I’m often faced with a quick decision about fishing these days. When sneaky little windows of oppor-chancity present themselves, one needs to have some options to consider, based on the conditions.
At this time of year, some river levels can be running a little full or dirty for enjoyable fishing. Don’t get me wrong, they can be down-right productive too! Sometimes though, I find myself craving some early-season dry fly lovin’ and like to run into the hills to explore headwaters. Especially when by myself. While they might seem tiny and hardly worthwhile to many, I simply adore them. The tiny micro-worlds harbour so much more than a quick flick, to me. The enormous sense of nostalgia when a tiny brown trout with bright spots hits that dry takes me back to my childhood, flicking unweighted slaters or grasshoppers to ‘mountain trout’ (galaxias) and small brown trout.
My first session for this season consisted of just that, except the grasshoppers were now imitation beetles and my appearance represents nothing that is child-like. My inner emotions however, were dancing with innocent behaviours, only marginally dampened by the fact that I found no less than six dead-lines, spanning this tiny headwater creek. It was like a kick to the guts, followed by a kick to the nuts and quickly snapped me out of my juvenile state. I initially felt so offended, so damn pissed off. After all, this was my creek to satisfy my objectives. The dead, undersized trout on the end of one of the lines only accelerated my mood.
Am I a fly-fishing snob? Have I not considered that many rat-bags would have set a ‘deaddie’ as a kid? Do I not leave an element of grace for folk that wish to fish illegally in tiny headwaters? You know what – fuck that, that was then, this is now and times have certainly changed. I reefed those bastards out, took them home and tossed them on my burn-pile. I guess I could have re-used that 50lb mono but burning it represented so much more. I mean, you would barely even find anything worth eating in a water this small, hence the senseless act, in my opinion.
You see, even as a kid ‘setting deaddies’ didn’t appear cool to me.
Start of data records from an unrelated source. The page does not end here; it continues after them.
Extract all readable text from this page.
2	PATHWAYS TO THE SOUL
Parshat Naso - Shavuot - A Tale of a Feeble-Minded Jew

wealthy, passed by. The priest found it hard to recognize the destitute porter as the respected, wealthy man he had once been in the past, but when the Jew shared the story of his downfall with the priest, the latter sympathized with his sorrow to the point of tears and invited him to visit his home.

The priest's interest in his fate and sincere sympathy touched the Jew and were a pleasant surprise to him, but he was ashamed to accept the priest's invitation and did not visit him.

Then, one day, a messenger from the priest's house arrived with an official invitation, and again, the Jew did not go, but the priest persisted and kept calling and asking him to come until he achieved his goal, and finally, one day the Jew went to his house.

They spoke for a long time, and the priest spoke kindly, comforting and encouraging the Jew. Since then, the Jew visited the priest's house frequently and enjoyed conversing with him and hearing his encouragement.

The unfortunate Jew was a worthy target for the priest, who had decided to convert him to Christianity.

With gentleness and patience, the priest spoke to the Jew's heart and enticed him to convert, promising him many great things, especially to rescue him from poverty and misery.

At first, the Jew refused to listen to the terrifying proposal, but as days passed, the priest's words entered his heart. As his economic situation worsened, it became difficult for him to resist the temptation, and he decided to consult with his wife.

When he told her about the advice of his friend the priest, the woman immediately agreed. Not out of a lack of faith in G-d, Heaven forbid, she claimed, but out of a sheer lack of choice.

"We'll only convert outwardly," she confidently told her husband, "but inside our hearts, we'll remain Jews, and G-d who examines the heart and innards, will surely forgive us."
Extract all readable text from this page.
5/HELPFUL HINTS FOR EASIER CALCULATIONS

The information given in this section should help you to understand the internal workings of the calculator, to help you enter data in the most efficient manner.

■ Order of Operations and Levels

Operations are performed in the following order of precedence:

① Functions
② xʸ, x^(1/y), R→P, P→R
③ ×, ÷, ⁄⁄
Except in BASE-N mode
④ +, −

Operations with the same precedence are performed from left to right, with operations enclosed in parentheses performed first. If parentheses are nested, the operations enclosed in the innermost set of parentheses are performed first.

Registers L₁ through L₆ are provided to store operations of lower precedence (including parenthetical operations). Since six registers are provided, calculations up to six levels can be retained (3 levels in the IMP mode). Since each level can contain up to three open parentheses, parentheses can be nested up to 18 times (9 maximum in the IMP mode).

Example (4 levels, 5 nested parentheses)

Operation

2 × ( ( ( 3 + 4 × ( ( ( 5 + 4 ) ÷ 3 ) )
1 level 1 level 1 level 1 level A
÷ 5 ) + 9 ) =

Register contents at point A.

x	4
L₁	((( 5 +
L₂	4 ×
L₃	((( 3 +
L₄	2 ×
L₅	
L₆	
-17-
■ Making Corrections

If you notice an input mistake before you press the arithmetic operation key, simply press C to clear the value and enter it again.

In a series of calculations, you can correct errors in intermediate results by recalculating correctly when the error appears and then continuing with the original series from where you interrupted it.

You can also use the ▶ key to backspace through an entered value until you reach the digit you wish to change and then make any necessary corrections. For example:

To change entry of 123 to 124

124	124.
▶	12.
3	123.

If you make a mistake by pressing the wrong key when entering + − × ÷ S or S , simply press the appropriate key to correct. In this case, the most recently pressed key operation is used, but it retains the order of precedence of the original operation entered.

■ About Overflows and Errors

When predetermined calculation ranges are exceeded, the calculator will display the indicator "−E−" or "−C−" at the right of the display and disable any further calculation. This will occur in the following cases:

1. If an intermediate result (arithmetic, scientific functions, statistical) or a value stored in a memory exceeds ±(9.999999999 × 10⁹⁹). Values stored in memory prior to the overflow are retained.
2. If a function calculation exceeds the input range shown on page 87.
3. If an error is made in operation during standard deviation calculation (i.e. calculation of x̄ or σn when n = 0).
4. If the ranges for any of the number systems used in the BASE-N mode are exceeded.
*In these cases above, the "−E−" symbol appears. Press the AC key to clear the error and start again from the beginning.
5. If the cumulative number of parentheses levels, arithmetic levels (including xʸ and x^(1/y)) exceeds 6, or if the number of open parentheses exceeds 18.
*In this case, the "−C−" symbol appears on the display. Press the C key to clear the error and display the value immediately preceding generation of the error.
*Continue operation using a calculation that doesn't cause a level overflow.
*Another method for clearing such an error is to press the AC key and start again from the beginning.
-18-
Some of my mates set them, but as I wasn’t a meat-harvesting fish-eater, it just didn’t make sense. I still went along for the ride on several occasions, because that’s what kids do. All of the tiny fish I caught on my various unweighted bugs, however, were let go. Not because ‘catch and release’ was going to give me a pocket-full of street cred, but because I simply enjoyed the finding, stalking and catching element of the whole scenario – Even then, at a tender eight-years-old. It is only these days, upon reflection, does fly fishing make sense. I think I was always a fly fisher at heart, I just didn’t own a fly rod as a kid.